Dans une lettre datée du 18 avril 2025, adressée au président de la République, le général Brice Clotaire Oligui Nguéma, et devenue virale sur les réseaux sociaux ces dernières 24 heures, les chefs de canton, représentants des huit tribus et membres de la société civile du département de Basse-Banio (Mayumba), « territoire » de Syrelle Zora Kassa, appellent à une réorientation significative dans la composition actuelle du gouvernement. Ils réclament avec insistance la désignation d’un(e) « vrai(e) autochtone » pour représenter leur territoire au sommet de l’État.

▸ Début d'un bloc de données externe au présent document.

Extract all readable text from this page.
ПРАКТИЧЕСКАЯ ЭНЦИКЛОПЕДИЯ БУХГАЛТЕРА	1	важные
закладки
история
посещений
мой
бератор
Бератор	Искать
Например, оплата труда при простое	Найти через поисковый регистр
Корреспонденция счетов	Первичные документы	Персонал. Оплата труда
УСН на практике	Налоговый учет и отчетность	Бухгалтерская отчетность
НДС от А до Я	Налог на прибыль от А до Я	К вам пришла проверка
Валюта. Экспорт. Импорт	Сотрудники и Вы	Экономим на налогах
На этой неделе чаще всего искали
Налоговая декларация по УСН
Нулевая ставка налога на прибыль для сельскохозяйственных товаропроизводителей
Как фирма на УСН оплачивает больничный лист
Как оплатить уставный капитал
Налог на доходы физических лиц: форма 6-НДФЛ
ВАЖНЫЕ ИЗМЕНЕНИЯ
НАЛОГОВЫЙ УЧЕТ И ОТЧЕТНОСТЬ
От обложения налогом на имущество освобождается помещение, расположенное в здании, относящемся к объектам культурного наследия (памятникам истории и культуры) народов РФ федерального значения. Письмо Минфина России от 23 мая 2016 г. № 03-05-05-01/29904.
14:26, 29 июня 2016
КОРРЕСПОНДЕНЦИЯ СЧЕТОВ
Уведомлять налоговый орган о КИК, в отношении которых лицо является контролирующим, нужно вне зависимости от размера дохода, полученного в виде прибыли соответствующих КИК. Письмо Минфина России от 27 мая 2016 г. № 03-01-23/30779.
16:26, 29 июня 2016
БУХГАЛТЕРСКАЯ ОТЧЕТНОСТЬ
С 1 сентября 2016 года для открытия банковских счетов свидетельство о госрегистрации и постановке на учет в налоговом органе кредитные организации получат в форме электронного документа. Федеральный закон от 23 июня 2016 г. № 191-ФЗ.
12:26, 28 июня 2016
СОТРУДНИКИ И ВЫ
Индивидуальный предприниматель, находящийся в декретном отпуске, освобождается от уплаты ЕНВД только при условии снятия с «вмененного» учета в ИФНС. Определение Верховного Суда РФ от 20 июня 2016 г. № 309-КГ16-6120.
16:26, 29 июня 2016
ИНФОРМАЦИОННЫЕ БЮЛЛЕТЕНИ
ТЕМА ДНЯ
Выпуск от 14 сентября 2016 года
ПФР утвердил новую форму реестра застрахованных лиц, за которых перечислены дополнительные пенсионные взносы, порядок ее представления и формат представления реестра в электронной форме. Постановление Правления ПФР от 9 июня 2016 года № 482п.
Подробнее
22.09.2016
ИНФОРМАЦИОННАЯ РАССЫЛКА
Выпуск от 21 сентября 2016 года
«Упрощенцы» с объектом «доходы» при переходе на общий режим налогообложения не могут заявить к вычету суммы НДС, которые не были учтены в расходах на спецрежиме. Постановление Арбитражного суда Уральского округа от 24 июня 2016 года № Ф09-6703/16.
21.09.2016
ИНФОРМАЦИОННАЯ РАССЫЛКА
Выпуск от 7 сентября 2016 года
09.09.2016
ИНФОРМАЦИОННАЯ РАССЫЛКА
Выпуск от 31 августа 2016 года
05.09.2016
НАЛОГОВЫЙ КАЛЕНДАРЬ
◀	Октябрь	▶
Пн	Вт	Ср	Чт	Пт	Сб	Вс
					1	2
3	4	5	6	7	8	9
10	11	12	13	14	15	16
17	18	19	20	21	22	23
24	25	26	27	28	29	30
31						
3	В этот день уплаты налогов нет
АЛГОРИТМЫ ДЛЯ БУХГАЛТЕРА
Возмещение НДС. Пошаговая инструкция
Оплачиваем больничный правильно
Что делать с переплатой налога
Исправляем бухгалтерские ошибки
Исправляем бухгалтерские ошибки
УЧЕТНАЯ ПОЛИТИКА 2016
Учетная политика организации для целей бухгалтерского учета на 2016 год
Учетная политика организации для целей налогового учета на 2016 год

Ce plaidoyer sous-entend, de manière implicite mais transparente, une remise en question de la légitimité de l’actuelle ministre de la Pêche et de la Mer, Madame Syrelle Zora Kassa, dont les origines sont jugées « douteuses » par les signataires. Ces derniers, conduits par la cheffe de canton Massinga Joséphine, dénoncent ce qu’ils qualifient d’« usurpation » d’une représentation légitime au profit d’une personnalité dont l’enracinement local est contesté.
Ils reprochent notamment à Madame Kassa des origines maternelles jugées obscures, l’absence d’appartenance déclarée à l’une des huit tribus traditionnelles de Mayumba, son incapacité à s’exprimer dans les langues vernaculaires de la région, et un éloignement manifeste des réalités tribales. Autant d’éléments qui, selon eux, l’empêchent d’incarner valablement les intérêts culturels et identitaires de la communauté locale.
S’appuyant sur la Constitution récemment promulguée qui valorise le lien aux valeurs ancestrales et à la tradition, les chefs coutumiers plaident pour qu’un représentant ayant des attaches paternelles et maternelles avérées avec Mayumba soit nommé. Ils souhaitent une personne à même de comprendre les us et coutumes, de dialoguer dans au moins l’une des trois langues locales et de se montrer véritablement proche des préoccupations des populations.
Le ton de la lettre reste respectueux mais empreint de fermeté. Les signataires alertent sur les risques que fait peser cette nomination contestée sur la cohésion sociale et sur l’adhésion des communautés locales aux projets d’envergure annoncés pour le département, dont le port en eau profonde et la ligne ferroviaire Belinga-Boué-Mayumba.
Cependant, cette contestation locale entre en contradiction avec un article publié par Jeune Afrique dans son édition du 29 avril 2025. Le magazine panafricain y met en lumière le rôle joué par plusieurs jeunes femmes dans la campagne électorale du président Oligui Nguéma, parmi lesquelles figure Madame Syrelle Zora Kassa et sa sœur jumelle, Nora Kassa, saluées comme des filles du terroir. Elles y sont mentionnées aux côtés de Joanna Boussamba et Elza Ritchuelle Boukandou, respectivement originaires d’Okondja et de Ndendé.
Face à cela, les notables des trois tribus principales de Mayumba persistent : selon eux, Madame Kassa ne peut être considérée comme issue de leur région. « Le chef continuera-t-il avec elles ? », interroge un sociologue, avec gravité.
In fine, ils réaffirment leur loyauté au président de la République et l’exhortent à entendre leur requête, dans l’espoir d’assurer « l’essor vers la félicité » des communautés locales en quête d’une représentation authentique.